Jacques de Savereux rentra dans la salle où son nom avait été prononcé.

Il vit le baron de Pardaillan, qui s'était soulevé sur un coude, et qui prêtait l'oreille aux rumeurs du dehors, pendant que sa femme et son beau-frère s'efforçaient de le retenir sur le tapis où il était étendu.

Pardaillan s'agitait convulsivement: il se frappait le front dans ses mains, il s'arrachait les cheveux, comme s'il eût repris son énergie pour comprendre le péril imminent qui menaçait les objets de son affection.

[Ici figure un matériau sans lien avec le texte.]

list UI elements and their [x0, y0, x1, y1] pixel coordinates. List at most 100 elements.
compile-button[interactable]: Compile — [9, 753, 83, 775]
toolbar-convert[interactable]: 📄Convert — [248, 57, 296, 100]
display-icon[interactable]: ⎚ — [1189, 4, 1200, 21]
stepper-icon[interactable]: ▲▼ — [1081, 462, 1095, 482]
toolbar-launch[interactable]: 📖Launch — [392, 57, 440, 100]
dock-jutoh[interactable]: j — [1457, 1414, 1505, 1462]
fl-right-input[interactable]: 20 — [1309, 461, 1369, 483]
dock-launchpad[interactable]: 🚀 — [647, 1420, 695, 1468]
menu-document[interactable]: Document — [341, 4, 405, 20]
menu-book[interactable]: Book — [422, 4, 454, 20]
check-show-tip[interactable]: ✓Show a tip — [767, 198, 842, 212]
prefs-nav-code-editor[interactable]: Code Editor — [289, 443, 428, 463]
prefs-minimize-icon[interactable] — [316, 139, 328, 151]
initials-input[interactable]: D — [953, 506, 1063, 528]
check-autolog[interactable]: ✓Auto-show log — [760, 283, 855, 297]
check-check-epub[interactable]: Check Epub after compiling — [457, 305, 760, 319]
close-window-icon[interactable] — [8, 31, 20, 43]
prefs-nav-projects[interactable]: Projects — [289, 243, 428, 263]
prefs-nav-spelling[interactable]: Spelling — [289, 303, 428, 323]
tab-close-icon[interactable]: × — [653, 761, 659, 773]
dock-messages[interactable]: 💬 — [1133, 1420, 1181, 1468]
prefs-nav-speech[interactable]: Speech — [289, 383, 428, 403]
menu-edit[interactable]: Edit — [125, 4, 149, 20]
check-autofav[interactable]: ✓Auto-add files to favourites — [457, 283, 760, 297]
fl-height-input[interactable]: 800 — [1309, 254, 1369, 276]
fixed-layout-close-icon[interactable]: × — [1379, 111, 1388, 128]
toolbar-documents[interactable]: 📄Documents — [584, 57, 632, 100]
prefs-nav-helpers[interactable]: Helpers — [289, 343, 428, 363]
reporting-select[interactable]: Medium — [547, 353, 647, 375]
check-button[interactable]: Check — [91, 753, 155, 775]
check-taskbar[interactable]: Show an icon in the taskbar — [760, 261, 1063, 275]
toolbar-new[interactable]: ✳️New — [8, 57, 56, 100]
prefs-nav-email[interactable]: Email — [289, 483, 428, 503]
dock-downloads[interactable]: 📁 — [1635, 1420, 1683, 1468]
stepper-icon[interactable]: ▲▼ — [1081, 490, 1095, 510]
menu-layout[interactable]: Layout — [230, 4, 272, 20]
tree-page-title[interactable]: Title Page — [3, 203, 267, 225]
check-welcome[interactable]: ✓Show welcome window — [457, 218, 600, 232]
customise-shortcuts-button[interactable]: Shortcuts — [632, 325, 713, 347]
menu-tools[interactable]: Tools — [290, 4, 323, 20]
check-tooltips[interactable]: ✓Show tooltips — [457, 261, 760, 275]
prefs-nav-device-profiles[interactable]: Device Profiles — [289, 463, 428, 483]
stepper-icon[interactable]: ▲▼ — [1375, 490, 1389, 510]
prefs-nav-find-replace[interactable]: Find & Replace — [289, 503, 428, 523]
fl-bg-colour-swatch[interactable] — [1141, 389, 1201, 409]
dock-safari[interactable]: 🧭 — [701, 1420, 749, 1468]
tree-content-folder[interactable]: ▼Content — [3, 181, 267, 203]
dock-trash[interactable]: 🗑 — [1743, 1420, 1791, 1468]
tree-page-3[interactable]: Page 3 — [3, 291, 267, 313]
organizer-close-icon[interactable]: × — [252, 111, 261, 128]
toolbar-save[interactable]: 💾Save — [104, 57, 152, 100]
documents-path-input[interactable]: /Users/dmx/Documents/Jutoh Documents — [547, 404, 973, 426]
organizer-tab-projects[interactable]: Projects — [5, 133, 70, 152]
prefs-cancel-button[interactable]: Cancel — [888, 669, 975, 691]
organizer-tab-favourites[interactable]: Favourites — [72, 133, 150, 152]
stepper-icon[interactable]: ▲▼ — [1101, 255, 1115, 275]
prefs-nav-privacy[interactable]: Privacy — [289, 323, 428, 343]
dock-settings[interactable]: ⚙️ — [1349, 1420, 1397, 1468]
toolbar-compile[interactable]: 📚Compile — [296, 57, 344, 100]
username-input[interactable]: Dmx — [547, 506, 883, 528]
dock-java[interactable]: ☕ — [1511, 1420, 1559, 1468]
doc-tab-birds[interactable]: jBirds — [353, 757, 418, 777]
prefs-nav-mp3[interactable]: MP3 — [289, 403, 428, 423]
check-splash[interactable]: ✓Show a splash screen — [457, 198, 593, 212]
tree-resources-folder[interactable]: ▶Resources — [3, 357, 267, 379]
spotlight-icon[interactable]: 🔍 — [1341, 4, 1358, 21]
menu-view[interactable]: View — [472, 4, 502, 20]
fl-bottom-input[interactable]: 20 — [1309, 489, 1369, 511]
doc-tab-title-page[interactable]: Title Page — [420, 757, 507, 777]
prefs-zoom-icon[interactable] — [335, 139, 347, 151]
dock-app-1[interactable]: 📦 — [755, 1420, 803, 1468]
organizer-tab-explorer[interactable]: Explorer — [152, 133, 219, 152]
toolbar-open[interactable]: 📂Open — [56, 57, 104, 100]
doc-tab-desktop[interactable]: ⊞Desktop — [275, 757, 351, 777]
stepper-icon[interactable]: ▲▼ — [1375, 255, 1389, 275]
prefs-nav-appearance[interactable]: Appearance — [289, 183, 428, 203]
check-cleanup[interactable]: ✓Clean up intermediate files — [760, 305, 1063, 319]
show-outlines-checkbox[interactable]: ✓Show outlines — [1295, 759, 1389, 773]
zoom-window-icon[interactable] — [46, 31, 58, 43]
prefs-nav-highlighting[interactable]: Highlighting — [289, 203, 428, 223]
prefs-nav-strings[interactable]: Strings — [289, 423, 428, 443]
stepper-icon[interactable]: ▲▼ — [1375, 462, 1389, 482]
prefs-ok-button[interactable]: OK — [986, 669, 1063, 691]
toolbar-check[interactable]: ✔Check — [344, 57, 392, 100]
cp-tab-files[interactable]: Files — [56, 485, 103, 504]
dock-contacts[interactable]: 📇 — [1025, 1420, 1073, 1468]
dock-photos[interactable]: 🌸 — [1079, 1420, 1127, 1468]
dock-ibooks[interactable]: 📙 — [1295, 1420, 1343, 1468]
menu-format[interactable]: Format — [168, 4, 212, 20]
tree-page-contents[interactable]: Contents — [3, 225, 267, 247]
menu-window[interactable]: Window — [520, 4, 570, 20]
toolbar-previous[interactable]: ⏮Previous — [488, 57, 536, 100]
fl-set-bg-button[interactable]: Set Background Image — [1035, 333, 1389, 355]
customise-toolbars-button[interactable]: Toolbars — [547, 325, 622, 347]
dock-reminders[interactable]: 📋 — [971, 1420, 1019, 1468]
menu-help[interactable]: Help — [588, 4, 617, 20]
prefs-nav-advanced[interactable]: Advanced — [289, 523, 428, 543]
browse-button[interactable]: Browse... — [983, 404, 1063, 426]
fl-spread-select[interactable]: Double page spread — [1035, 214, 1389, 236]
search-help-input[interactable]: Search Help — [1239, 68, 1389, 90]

Il sembla se calmer en apercevant Savereux, et il retomba épuisé, haletant, sans voix et presque sans regard; puis lui faisant signe d'approcher:

—Monsieur de Savereux, lui dit-il avec effort, vous vous êtes conduit de telle sorte à mon égard, en vous dévouant pour me sauver, que je suis assuré de votre dévouement envers une personne que j'aime plus que moi-même: lorsque je serai mort, je vous confie ma veuve à défendre et à garder, en mon lieu et place, comme si elle fût votre propre femme et que vous fussiez mon frère d'alliance.—Monsieur de Savereux, vous étiez déjà mon frère d'armes, reprit Yves de Curson, soyez encore mon frère d'alliance!—Frère d'alliance, frère d'armes, frère en Jésus-Christ! s'écria Jacques de Savereux, avec exaltation.—Madame ma mère, la dot que vous devez octroyer à ma sœur Anne n'est-elle que de soixante mille écus d'or?—Qui sont renfermés en soixante sacs dans ce coffre? dit la dame de Curson: ils sont à vous, monsieur de Pardaillan.—Je les donne et lègue à ma chère veuve, reprit Pardaillan, pour en faire tel usage qu'il lui conviendra...—J'en ai besoin ce jourd'hui, ma sœur, interrompit Yves de Curson: je les emprunte et les rendrai sur mon patrimoine; car il importe que je paye une dette de jeu, à savoir soixante-dix mille écus que j'ai perdus cette nuit contre M. de Savereux ci-présent...—Par la mordieu! que voulez-vous que j'en fasse? s'écria Savereux, repoussant la cassette que le jeune homme lui présentait.—Vous me les prêterez à votre tour, mon frère d'armes, afin que je paye la rançon de ma mère, de ma sœur et la nôtre à tous, moyennant la somme de cinquante mille écus d'or, que Maugiron attend à la porte de l'hôtel.—Monsieur de Curson, cria encore Maugiron, si vous tardez à venir, je ne réponds plus de rien et retire ma promesse de sauf-conduit!

Anne sanglotait, penchée sur son époux expirant qui ne la voyait plus, mais qui lui parlait encore pour l'encourager.